Alors que les Américains sont en voie de réaliser un remake de Chacun cherche son chat, avec Heather Graham ("Je n’ai rien à voir là-dedans, mais je suis très curieux de la chose."), Cédric Klapisch se lance dans le polar, un film de gangsters avec Marie Gillain et Vincent Elbaz. Plutôt GoodFellas ou plutôt Les Tontons flingueurs? "Si ça pouvait être entre les deux! GoodFellas est un chef-d’oeuvre; alors je n’ose pas penser que ça en sera proche. Je suis très attentif à ne pas faire du sous-Scorsese; mais, de toute façon, avec notre budget, ça ne risque pas!"

Voir calendrier
Cinéma exclusivités

CRITIQUE
Ce pourrait être un petit film parisien jeune et branché, genre soirée-galère-en-perspective, mais dans la scène du début se glisse un petit malaise, un léger décalage en fast forward, qui annonce le grand délire de la suite. Arthur, 24 ans (Romain Duris), ne se décide pas à sortir. Nous sommes pourtant le 31 décembre 1999, il mouille un peu sur Paris, et il faut faire la fête. Une soirée (thème futuriste) commence. Il y retrouve sa belle, Lucie (Géraldine Pailhas), qui désire avoir un enfant justement ce soir-là. Mais Arthur ne se sent pas d’attaque. Il trouve plutôt une entrée vers le futur (via les toilettes; nous sommes en France), où il rencontre un vieil homme de 70 ans, Ako (Jean-Paul Belmondo), qui déclare être son fils. Avec Peut-être, Cédric Klapisch fait des infidélités au présent mais reste accroché à Paris. Et c’est la chose la mieux réussie dans ce film fable, dans cette aventure BD sur la filiation. On imagine que Paris est sous le sable en 2070. Pourquoi pas… le désert a envahi les boulevards, et les bécanes sont devenues des ânes. La capitale, toujours aussi multiculturelle, semble avoir retrouvé l’ambiance village qu’elle avait sur les photos de Doineau et s’accommode très bien de ce look berbère. C’est un avenir crédible et bien conçu par des effets spéciaux peu encombrants.

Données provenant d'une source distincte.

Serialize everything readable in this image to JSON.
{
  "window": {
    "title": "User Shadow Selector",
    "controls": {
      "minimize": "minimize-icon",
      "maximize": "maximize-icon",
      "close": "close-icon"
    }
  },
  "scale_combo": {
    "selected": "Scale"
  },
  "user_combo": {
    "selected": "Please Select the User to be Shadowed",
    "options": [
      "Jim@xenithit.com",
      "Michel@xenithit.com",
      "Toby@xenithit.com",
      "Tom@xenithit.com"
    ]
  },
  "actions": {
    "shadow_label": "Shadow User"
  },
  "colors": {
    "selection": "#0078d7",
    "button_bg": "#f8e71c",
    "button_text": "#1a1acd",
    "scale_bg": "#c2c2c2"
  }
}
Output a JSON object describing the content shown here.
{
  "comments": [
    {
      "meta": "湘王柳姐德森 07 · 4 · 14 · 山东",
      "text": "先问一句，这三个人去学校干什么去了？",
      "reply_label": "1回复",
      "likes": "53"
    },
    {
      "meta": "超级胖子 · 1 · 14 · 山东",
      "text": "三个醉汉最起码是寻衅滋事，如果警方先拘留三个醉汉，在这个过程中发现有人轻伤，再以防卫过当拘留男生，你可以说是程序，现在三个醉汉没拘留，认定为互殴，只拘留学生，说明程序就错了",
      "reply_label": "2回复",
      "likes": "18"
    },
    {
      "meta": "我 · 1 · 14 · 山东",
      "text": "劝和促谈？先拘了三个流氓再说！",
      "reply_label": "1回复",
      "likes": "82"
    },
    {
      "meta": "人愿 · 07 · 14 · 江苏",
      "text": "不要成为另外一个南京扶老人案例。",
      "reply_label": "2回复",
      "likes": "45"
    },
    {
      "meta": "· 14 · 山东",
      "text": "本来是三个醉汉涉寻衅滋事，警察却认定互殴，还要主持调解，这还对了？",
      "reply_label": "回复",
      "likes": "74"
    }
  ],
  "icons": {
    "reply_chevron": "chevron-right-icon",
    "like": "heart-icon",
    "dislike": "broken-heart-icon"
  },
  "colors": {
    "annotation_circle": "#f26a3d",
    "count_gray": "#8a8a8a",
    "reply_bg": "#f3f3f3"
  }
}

Si la prémisse est loufoque, le film est candide. C’est comme si Klapisch, avec une ampoule sur le front et un eurêka dans la bulle, s’était laissé entraîner dans des rêveries naïves. Ça rappelle La Belle verte, la crise écolo de Coline Serreau. Pourtant, la soupe n’est pas aussi indigeste, et Klapisch sait saisir les personnages. Mais chaque fois que le poisson est harponné, il le laisse filer. On patauge dans les trous noirs de son Star Wars des faubourgs, en attendant le prochain appât. Il y a heureusement les apparitions de Jean-Pierre Bacri, l’euphorique dégradation de son fils (Vincent Elbaz), la crise de nerfs de sa soeur Leia (Léa Drucker), les niaiseries de Zinedine Soualem et le costume de Hulk d’Olivier Py. Et puis Bébel, c’est Bébel. Il est en forme. Il a des cheveux longs et donne du "papa" au petit Duris. Les acteurs sont mignons, le bric-à-brac un peu cirque fait joli, et tout le monde s’aime. Dommage que ça ne chante pas, on dirait le Big Bazar.